Le Haut Conseil à l’Égalité (HCE) souligne la persistance des stéréotypes de genre dans les jouets, les récits, les catalogues. Les univers « fille » et « garçon » restent largement séparés, aussi bien dans les magasins que sur les écrans. Pourtant, l’ambiguïté de Oui-Oui offre un souffle différent. Ce personnage sans étiquette permet à chaque enfant de s’identifier selon sa propre sensibilité, sans assignation stricte. Chacun peut prêter à Oui-Oui ses désirs, ses qualités, ses rêves, sans que l’histoire ne vienne borner son imagination.
Certains enseignants s’appuient sur cette particularité. Oui-Oui devient alors une ressource pédagogique, un point de départ pour questionner les frontières du masculin et du féminin. Ces temps d’échange sont l’occasion d’aborder l’égalité filles-garçons, de discuter des normes, des différences, du respect de chacun.

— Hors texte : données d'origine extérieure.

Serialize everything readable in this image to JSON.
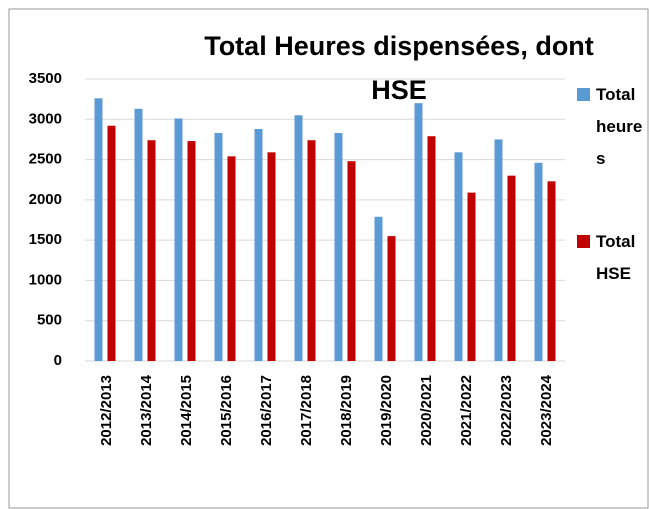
{
  "chart_data": {
    "type": "bar",
    "title": "Total Heures dispensées, dont HSE",
    "categories": [
      "2012/2013",
      "2013/2014",
      "2014/2015",
      "2015/2016",
      "2016/2017",
      "2017/2018",
      "2018/2019",
      "2019/2020",
      "2020/2021",
      "2021/2022",
      "2022/2023",
      "2023/2024"
    ],
    "series": [
      {
        "name": "Total heures",
        "color": "#5b9bd5",
        "values": [
          3260,
          3130,
          3010,
          2830,
          2880,
          3050,
          2830,
          1790,
          3200,
          2590,
          2750,
          2460
        ]
      },
      {
        "name": "Total HSE",
        "color": "#c00000",
        "values": [
          2920,
          2740,
          2730,
          2540,
          2590,
          2740,
          2480,
          1550,
          2790,
          2090,
          2300,
          2230
        ]
      }
    ],
    "ylim": [
      0,
      3500
    ],
    "yticks": [
      0,
      500,
      1000,
      1500,
      2000,
      2500,
      3000,
      3500
    ],
    "grid": true,
    "legend": "right"
  }
}
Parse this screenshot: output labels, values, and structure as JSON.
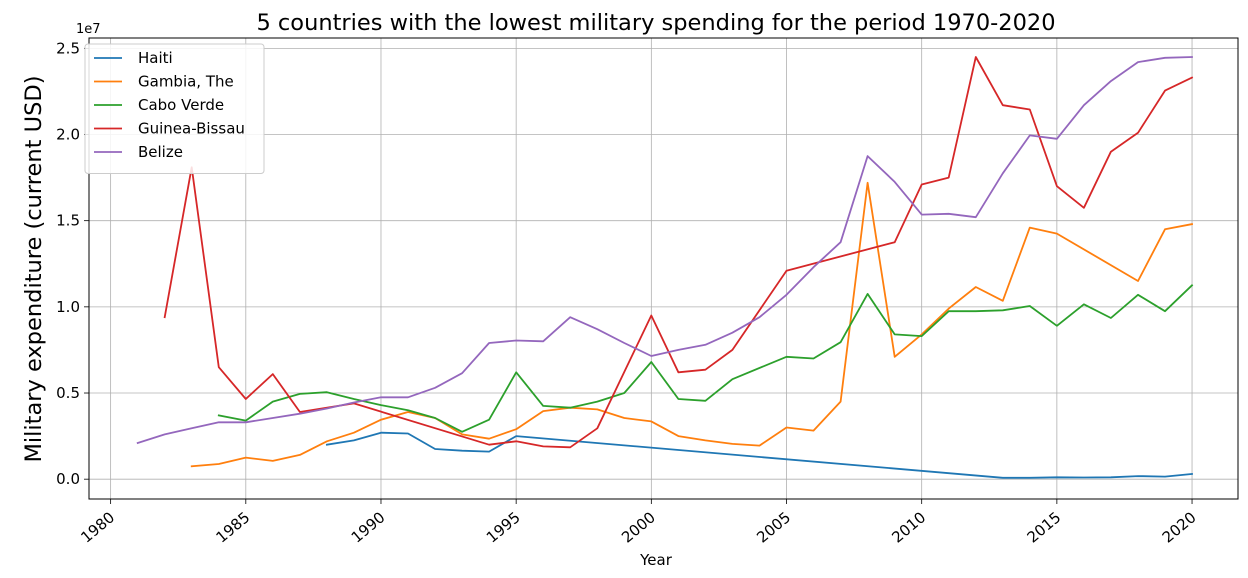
{
  "chart_data": {
    "type": "line",
    "title": "5 countries with the lowest military spending for the period 1970-2020",
    "xlabel": "Year",
    "ylabel": "Military expenditure (current USD)",
    "y_offset_label": "1e7",
    "xlim": [
      1979.2,
      2021.7
    ],
    "ylim": [
      -1150000,
      25600000
    ],
    "xticks": [
      1980,
      1985,
      1990,
      1995,
      2000,
      2005,
      2010,
      2015,
      2020
    ],
    "yticks": [
      0,
      5000000,
      10000000,
      15000000,
      20000000,
      25000000
    ],
    "ytick_labels": [
      "0.0",
      "0.5",
      "1.0",
      "1.5",
      "2.0",
      "2.5"
    ],
    "grid": true,
    "legend_position": "top-left",
    "series": [
      {
        "name": "Haiti",
        "color": "#1f77b4",
        "x": [
          1988,
          1989,
          1990,
          1991,
          1992,
          1993,
          1994,
          1995,
          2013,
          2014,
          2015,
          2016,
          2017,
          2018,
          2019,
          2020
        ],
        "y": [
          2000000,
          2250000,
          2700000,
          2650000,
          1750000,
          1650000,
          1600000,
          2500000,
          80000,
          80000,
          110000,
          100000,
          110000,
          180000,
          150000,
          300000
        ]
      },
      {
        "name": "Gambia, The",
        "color": "#ff7f0e",
        "x": [
          1983,
          1984,
          1985,
          1986,
          1987,
          1988,
          1989,
          1990,
          1991,
          1992,
          1993,
          1994,
          1995,
          1996,
          1997,
          1998,
          1999,
          2000,
          2001,
          2002,
          2003,
          2004,
          2005,
          2006,
          2007,
          2008,
          2009,
          2010,
          2011,
          2012,
          2013,
          2014,
          2015,
          2018,
          2019,
          2020
        ],
        "y": [
          750000,
          880000,
          1250000,
          1060000,
          1410000,
          2200000,
          2700000,
          3450000,
          3900000,
          3550000,
          2600000,
          2350000,
          2900000,
          3950000,
          4150000,
          4050000,
          3550000,
          3350000,
          2500000,
          2250000,
          2050000,
          1950000,
          3000000,
          2820000,
          4500000,
          17200000,
          7100000,
          8400000,
          9900000,
          11150000,
          10350000,
          14600000,
          14250000,
          11500000,
          14500000,
          14800000
        ]
      },
      {
        "name": "Cabo Verde",
        "color": "#2ca02c",
        "x": [
          1984,
          1985,
          1986,
          1987,
          1988,
          1989,
          1990,
          1991,
          1992,
          1993,
          1994,
          1995,
          1996,
          1997,
          1998,
          1999,
          2000,
          2001,
          2002,
          2003,
          2005,
          2006,
          2007,
          2008,
          2009,
          2010,
          2011,
          2012,
          2013,
          2014,
          2015,
          2016,
          2017,
          2018,
          2019,
          2020
        ],
        "y": [
          3700000,
          3400000,
          4500000,
          4950000,
          5050000,
          4650000,
          4300000,
          4000000,
          3550000,
          2750000,
          3450000,
          6200000,
          4250000,
          4150000,
          4500000,
          5000000,
          6800000,
          4650000,
          4550000,
          5800000,
          7100000,
          7000000,
          7950000,
          10750000,
          8400000,
          8300000,
          9750000,
          9750000,
          9800000,
          10050000,
          8900000,
          10150000,
          9350000,
          10700000,
          9750000,
          11250000
        ]
      },
      {
        "name": "Guinea-Bissau",
        "color": "#d62728",
        "x": [
          1982,
          1983,
          1984,
          1985,
          1986,
          1987,
          1989,
          1994,
          1995,
          1996,
          1997,
          1998,
          2000,
          2001,
          2002,
          2003,
          2005,
          2009,
          2010,
          2011,
          2012,
          2013,
          2014,
          2015,
          2016,
          2017,
          2018,
          2019,
          2020
        ],
        "y": [
          9400000,
          18100000,
          6500000,
          4650000,
          6100000,
          3900000,
          4400000,
          2000000,
          2200000,
          1900000,
          1850000,
          2950000,
          9500000,
          6200000,
          6350000,
          7500000,
          12100000,
          13750000,
          17100000,
          17500000,
          24500000,
          21700000,
          21450000,
          17000000,
          15750000,
          19000000,
          20100000,
          22550000,
          23300000
        ]
      },
      {
        "name": "Belize",
        "color": "#9467bd",
        "x": [
          1981,
          1982,
          1983,
          1984,
          1985,
          1986,
          1987,
          1988,
          1989,
          1990,
          1991,
          1992,
          1993,
          1994,
          1995,
          1996,
          1997,
          1998,
          1999,
          2000,
          2001,
          2002,
          2003,
          2004,
          2005,
          2006,
          2007,
          2008,
          2009,
          2010,
          2011,
          2012,
          2013,
          2014,
          2015,
          2016,
          2017,
          2018,
          2019,
          2020
        ],
        "y": [
          2100000,
          2600000,
          2950000,
          3300000,
          3300000,
          3550000,
          3800000,
          4100000,
          4450000,
          4750000,
          4750000,
          5300000,
          6150000,
          7900000,
          8050000,
          8000000,
          9400000,
          8700000,
          7900000,
          7150000,
          7500000,
          7800000,
          8500000,
          9400000,
          10700000,
          12300000,
          13750000,
          18750000,
          17250000,
          15350000,
          15400000,
          15200000,
          17750000,
          19950000,
          19750000,
          21700000,
          23100000,
          24200000,
          24450000,
          24500000
        ]
      }
    ]
  }
}
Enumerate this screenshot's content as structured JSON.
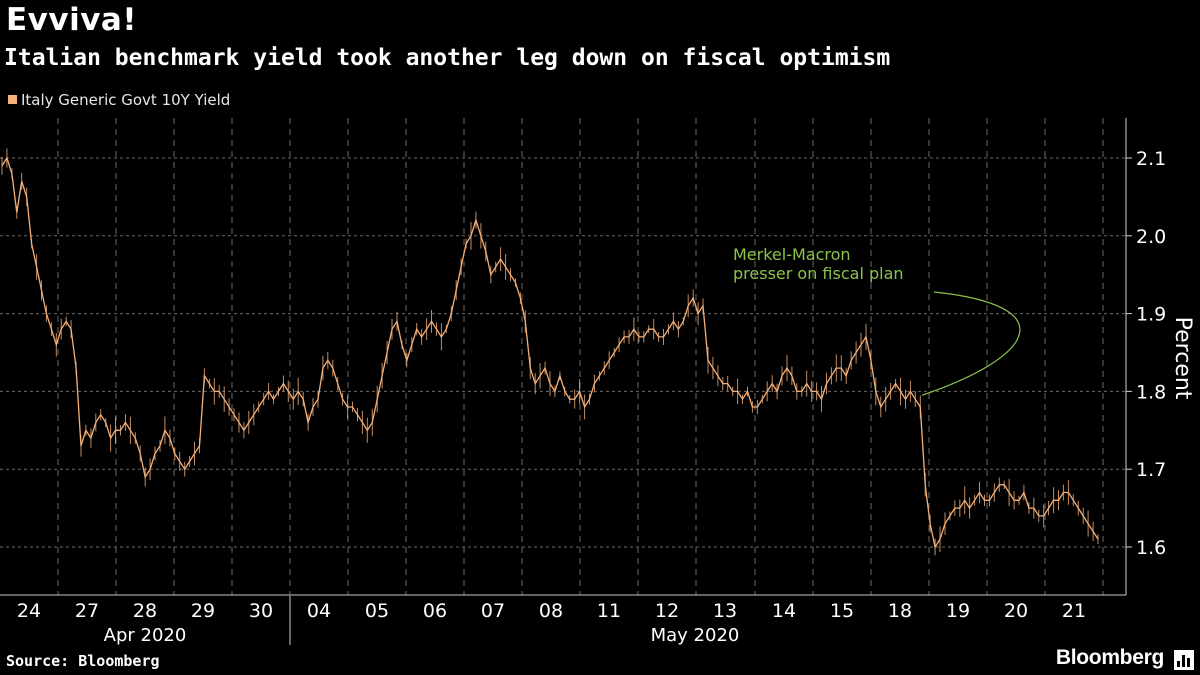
{
  "title": "Evviva!",
  "subtitle": "Italian benchmark yield took another leg down on fiscal optimism",
  "source": "Source: Bloomberg",
  "brand": "Bloomberg",
  "colors": {
    "series": "#f5b079",
    "annotation": "#8bc34a",
    "grid": "#6a6a6a",
    "background": "#000000"
  },
  "chart_data": {
    "type": "line",
    "title": "Evviva!",
    "subtitle": "Italian benchmark yield took another leg down on fiscal optimism",
    "series": [
      {
        "name": "Italy Generic Govt 10Y Yield",
        "values": [
          2.09,
          2.1,
          2.08,
          2.03,
          2.07,
          2.05,
          1.99,
          1.96,
          1.93,
          1.9,
          1.88,
          1.86,
          1.88,
          1.89,
          1.88,
          1.83,
          1.73,
          1.75,
          1.74,
          1.76,
          1.77,
          1.76,
          1.74,
          1.75,
          1.75,
          1.76,
          1.75,
          1.74,
          1.72,
          1.69,
          1.7,
          1.72,
          1.73,
          1.75,
          1.74,
          1.72,
          1.71,
          1.7,
          1.71,
          1.72,
          1.73,
          1.82,
          1.81,
          1.8,
          1.8,
          1.79,
          1.78,
          1.77,
          1.76,
          1.75,
          1.76,
          1.77,
          1.78,
          1.79,
          1.8,
          1.79,
          1.8,
          1.81,
          1.8,
          1.79,
          1.8,
          1.79,
          1.76,
          1.78,
          1.79,
          1.83,
          1.84,
          1.83,
          1.81,
          1.79,
          1.78,
          1.78,
          1.77,
          1.76,
          1.75,
          1.76,
          1.79,
          1.82,
          1.85,
          1.88,
          1.89,
          1.86,
          1.84,
          1.86,
          1.88,
          1.87,
          1.88,
          1.89,
          1.88,
          1.87,
          1.88,
          1.9,
          1.93,
          1.96,
          1.99,
          2.0,
          2.02,
          2.0,
          1.98,
          1.95,
          1.96,
          1.97,
          1.96,
          1.95,
          1.94,
          1.92,
          1.89,
          1.83,
          1.81,
          1.82,
          1.83,
          1.81,
          1.8,
          1.82,
          1.8,
          1.79,
          1.79,
          1.8,
          1.78,
          1.79,
          1.81,
          1.82,
          1.83,
          1.84,
          1.85,
          1.86,
          1.87,
          1.87,
          1.88,
          1.87,
          1.87,
          1.88,
          1.88,
          1.87,
          1.87,
          1.88,
          1.89,
          1.88,
          1.89,
          1.91,
          1.92,
          1.9,
          1.91,
          1.84,
          1.83,
          1.82,
          1.81,
          1.81,
          1.8,
          1.8,
          1.79,
          1.8,
          1.78,
          1.78,
          1.79,
          1.8,
          1.81,
          1.8,
          1.82,
          1.83,
          1.82,
          1.8,
          1.8,
          1.81,
          1.8,
          1.8,
          1.79,
          1.81,
          1.82,
          1.83,
          1.83,
          1.82,
          1.84,
          1.85,
          1.86,
          1.87,
          1.84,
          1.8,
          1.78,
          1.79,
          1.8,
          1.81,
          1.8,
          1.79,
          1.8,
          1.79,
          1.78,
          1.68,
          1.63,
          1.6,
          1.61,
          1.63,
          1.64,
          1.65,
          1.65,
          1.66,
          1.65,
          1.66,
          1.67,
          1.66,
          1.66,
          1.67,
          1.68,
          1.68,
          1.67,
          1.66,
          1.66,
          1.67,
          1.65,
          1.65,
          1.64,
          1.64,
          1.65,
          1.66,
          1.66,
          1.67,
          1.67,
          1.66,
          1.65,
          1.64,
          1.63,
          1.62,
          1.61
        ]
      }
    ],
    "ylim": [
      1.54,
      2.14
    ],
    "yticks": [
      1.6,
      1.7,
      1.8,
      1.9,
      2.0,
      2.1
    ],
    "ytick_labels": [
      "1.6",
      "1.7",
      "1.8",
      "1.9",
      "2.0",
      "2.1"
    ],
    "ylabel": "Percent",
    "x_day_labels": [
      "24",
      "27",
      "28",
      "29",
      "30",
      "04",
      "05",
      "06",
      "07",
      "08",
      "11",
      "12",
      "13",
      "14",
      "15",
      "18",
      "19",
      "20",
      "21"
    ],
    "month_labels": [
      "Apr 2020",
      "May 2020"
    ],
    "annotation": {
      "lines": [
        "Merkel-Macron",
        "presser on fiscal plan"
      ],
      "x_day": "18",
      "y": 1.795
    },
    "grid": true,
    "legend_position": "top-left"
  }
}
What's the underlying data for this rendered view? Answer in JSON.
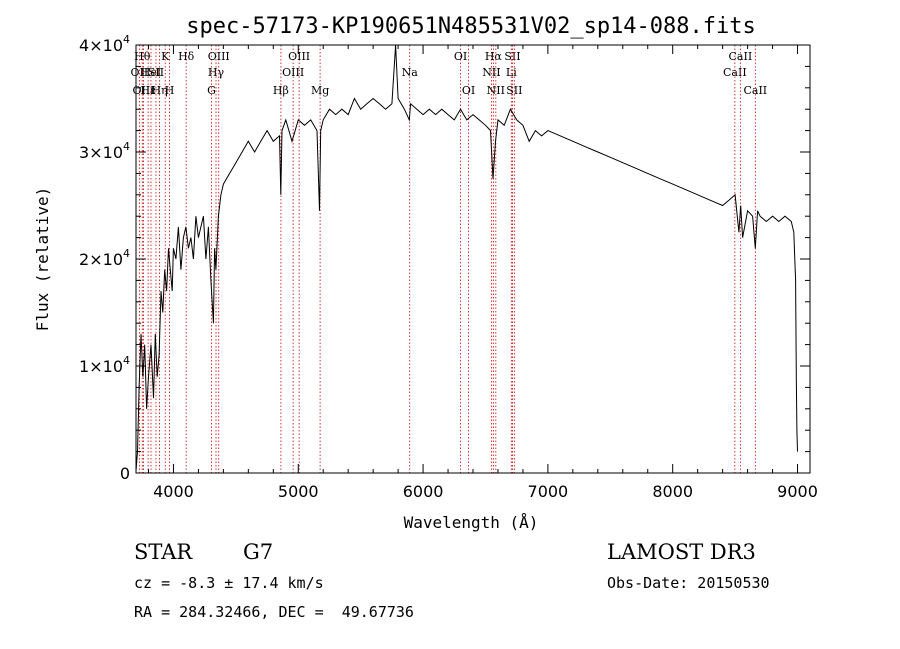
{
  "chart_data": {
    "type": "line",
    "title": "spec-57173-KP190651N485531V02_sp14-088.fits",
    "xlabel": "Wavelength (Å)",
    "ylabel": "Flux (relative)",
    "xlim": [
      3700,
      9100
    ],
    "ylim": [
      0,
      40000
    ],
    "x_ticks": [
      4000,
      5000,
      6000,
      7000,
      8000,
      9000
    ],
    "x_tick_labels": [
      "4000",
      "5000",
      "6000",
      "7000",
      "8000",
      "9000"
    ],
    "y_ticks": [
      0,
      10000,
      20000,
      30000,
      40000
    ],
    "y_tick_labels": [
      {
        "base": "0",
        "exp": ""
      },
      {
        "base": "1×10",
        "exp": "4"
      },
      {
        "base": "2×10",
        "exp": "4"
      },
      {
        "base": "3×10",
        "exp": "4"
      },
      {
        "base": "4×10",
        "exp": "4"
      }
    ],
    "grid": false,
    "line_color": "#000000",
    "marker_color": "#cc0000",
    "series": [
      {
        "name": "spectrum",
        "x": [
          3700,
          3712,
          3725,
          3740,
          3755,
          3770,
          3785,
          3800,
          3820,
          3840,
          3855,
          3870,
          3885,
          3900,
          3915,
          3930,
          3945,
          3960,
          3975,
          3990,
          4000,
          4020,
          4040,
          4060,
          4080,
          4100,
          4120,
          4140,
          4160,
          4180,
          4200,
          4220,
          4240,
          4260,
          4280,
          4300,
          4320,
          4330,
          4340,
          4360,
          4380,
          4400,
          4450,
          4500,
          4550,
          4600,
          4650,
          4700,
          4750,
          4800,
          4850,
          4860,
          4870,
          4900,
          4950,
          5000,
          5050,
          5100,
          5150,
          5170,
          5180,
          5200,
          5250,
          5300,
          5350,
          5400,
          5450,
          5500,
          5550,
          5600,
          5650,
          5700,
          5750,
          5780,
          5800,
          5850,
          5890,
          5900,
          5950,
          6000,
          6050,
          6100,
          6150,
          6200,
          6250,
          6300,
          6350,
          6400,
          6450,
          6500,
          6540,
          6560,
          6580,
          6600,
          6650,
          6700,
          6750,
          6800,
          6850,
          6900,
          6950,
          7000,
          7100,
          7200,
          7300,
          7400,
          7500,
          7600,
          7700,
          7800,
          7900,
          8000,
          8100,
          8200,
          8300,
          8400,
          8450,
          8500,
          8530,
          8545,
          8560,
          8600,
          8640,
          8662,
          8680,
          8700,
          8750,
          8800,
          8850,
          8900,
          8950,
          8970,
          8985,
          8990,
          8995,
          9000
        ],
        "y": [
          200,
          2000,
          8000,
          13000,
          9000,
          12000,
          6000,
          9000,
          12000,
          7000,
          13000,
          9000,
          11000,
          17000,
          15000,
          19000,
          17000,
          21000,
          19000,
          17000,
          21000,
          20000,
          23000,
          19000,
          22000,
          23000,
          21000,
          22000,
          20000,
          24000,
          22000,
          23000,
          24000,
          20000,
          23000,
          18000,
          14000,
          21000,
          19000,
          24000,
          26000,
          27000,
          28000,
          29000,
          30000,
          31000,
          30000,
          31000,
          32000,
          31000,
          31500,
          26000,
          32000,
          33000,
          31000,
          33000,
          32500,
          33000,
          32000,
          24500,
          32000,
          33000,
          34000,
          33500,
          34000,
          33500,
          35000,
          34000,
          34500,
          35000,
          34500,
          34000,
          34500,
          40000,
          35000,
          34000,
          33000,
          34500,
          34000,
          33500,
          34000,
          33500,
          34000,
          33500,
          33000,
          34000,
          33000,
          33500,
          33000,
          32500,
          32000,
          27500,
          31000,
          33000,
          32500,
          34000,
          33000,
          32500,
          31000,
          32000,
          31500,
          32000,
          31500,
          31000,
          30500,
          30000,
          29500,
          29000,
          28500,
          28000,
          27500,
          27000,
          26500,
          26000,
          25500,
          25000,
          25500,
          26000,
          22500,
          25000,
          22000,
          24500,
          24000,
          21000,
          24500,
          24000,
          23500,
          24000,
          23500,
          24000,
          23500,
          22500,
          18000,
          9000,
          4000,
          2000
        ]
      }
    ],
    "markers": [
      {
        "wl": 3727,
        "label": "OII",
        "row": 2
      },
      {
        "wl": 3750,
        "label": "Hθ",
        "row": 1
      },
      {
        "wl": 3760,
        "label": "OIII",
        "row": 3
      },
      {
        "wl": 3797,
        "label": "Hε",
        "row": 3
      },
      {
        "wl": 3820,
        "label": "HeI",
        "row": 2
      },
      {
        "wl": 3860,
        "label": "SII",
        "row": 2
      },
      {
        "wl": 3889,
        "label": "Hη",
        "row": 3
      },
      {
        "wl": 3934,
        "label": "K",
        "row": 1
      },
      {
        "wl": 3969,
        "label": "H",
        "row": 3
      },
      {
        "wl": 4102,
        "label": "Hδ",
        "row": 1
      },
      {
        "wl": 4305,
        "label": "G",
        "row": 3
      },
      {
        "wl": 4341,
        "label": "Hγ",
        "row": 2
      },
      {
        "wl": 4363,
        "label": "OIII",
        "row": 1
      },
      {
        "wl": 4861,
        "label": "Hβ",
        "row": 3
      },
      {
        "wl": 4959,
        "label": "OIII",
        "row": 2
      },
      {
        "wl": 5007,
        "label": "OIII",
        "row": 1
      },
      {
        "wl": 5175,
        "label": "Mg",
        "row": 3
      },
      {
        "wl": 5893,
        "label": "Na",
        "row": 2
      },
      {
        "wl": 6300,
        "label": "OI",
        "row": 1
      },
      {
        "wl": 6364,
        "label": "OI",
        "row": 3
      },
      {
        "wl": 6548,
        "label": "NII",
        "row": 2
      },
      {
        "wl": 6563,
        "label": "Hα",
        "row": 1
      },
      {
        "wl": 6583,
        "label": "NII",
        "row": 3
      },
      {
        "wl": 6707,
        "label": "Li",
        "row": 2
      },
      {
        "wl": 6716,
        "label": "SII",
        "row": 1
      },
      {
        "wl": 6731,
        "label": "SII",
        "row": 3
      },
      {
        "wl": 8498,
        "label": "CaII",
        "row": 2
      },
      {
        "wl": 8542,
        "label": "CaII",
        "row": 1
      },
      {
        "wl": 8662,
        "label": "CaII",
        "row": 3
      }
    ]
  },
  "info": {
    "class_label": "STAR",
    "subclass": "G7",
    "cz_text": "cz = -8.3 ± 17.4 km/s",
    "coords_text": "RA = 284.32466, DEC =  49.67736",
    "survey": "LAMOST DR3",
    "obs_date_text": "Obs-Date: 20150530"
  }
}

Du côté des familles, chacun interprète à sa façon. Pour certains, Oui-Oui serait un garçon ; pour d’autres, une figure universelle. Ce flottement voulu par Enid Blyton, puis entretenu au fil des adaptations, contribue à remettre en question les repères habituels. La mixité, la liberté d’identification, la variété des jeux et des histoires gagnent du terrain dans l’univers de l’enfance.
Vers une lecture plus critique des modèles proposés aux plus jeunes
L’univers de Oui-Oui pousse à s’interroger sur les références transmises dès le plus jeune âge. La diversité des interprétations qui entourent ce personnage, et la pluralité de ses adaptations, mettent en lumière la question de la mixité et de la représentation filles-garçons dans la littérature jeunesse. S’appuyant sur des outils validés, les enseignants utilisent ce flou pour inviter à la réflexion sur les normes de genre.
Dans les classes, Oui-Oui sert de point d’appui pour décortiquer les codes transmis par les albums, les dessins animés ou les jouets. Cette démarche, loin de se limiter à Miniville, s’inscrit dans une recherche de diversité et d’égalité des modèles proposés aux jeunes lecteurs. Plusieurs ressources recommandées par les institutions publiques montrent comment, face à des héros ambigus, les enfants s’autorisent à inventer leur propre place, à sortir progressivement des frontières d’hier.
Voici quelques axes qui émergent de cette dynamique :
- Mixité : Des enseignes qui s’engagent à travers des chartes pour une représentation plus équilibrée dans l’univers des enfants.
- Égalité filles-garçons : Les démarches pédagogiques s’appuient sur des exemples concrets, tel Oui-Oui, pour remettre en question les stéréotypes.
- Rôle des adultes : Parents et enseignants sont sollicités pour accompagner ce regard critique sur les personnages, aussi bien à l’école qu’à la maison.
En ouvrant la porte à des personnages aux contours mouvants, la littérature jeunesse enrichit les imaginaires. Oui-Oui, qu’on le voie comme garçon, fille ou figure universelle, invite à repousser les limites, à réinventer la mixité et à agrandir le champ des possibles pour chaque enfant en quête de soi.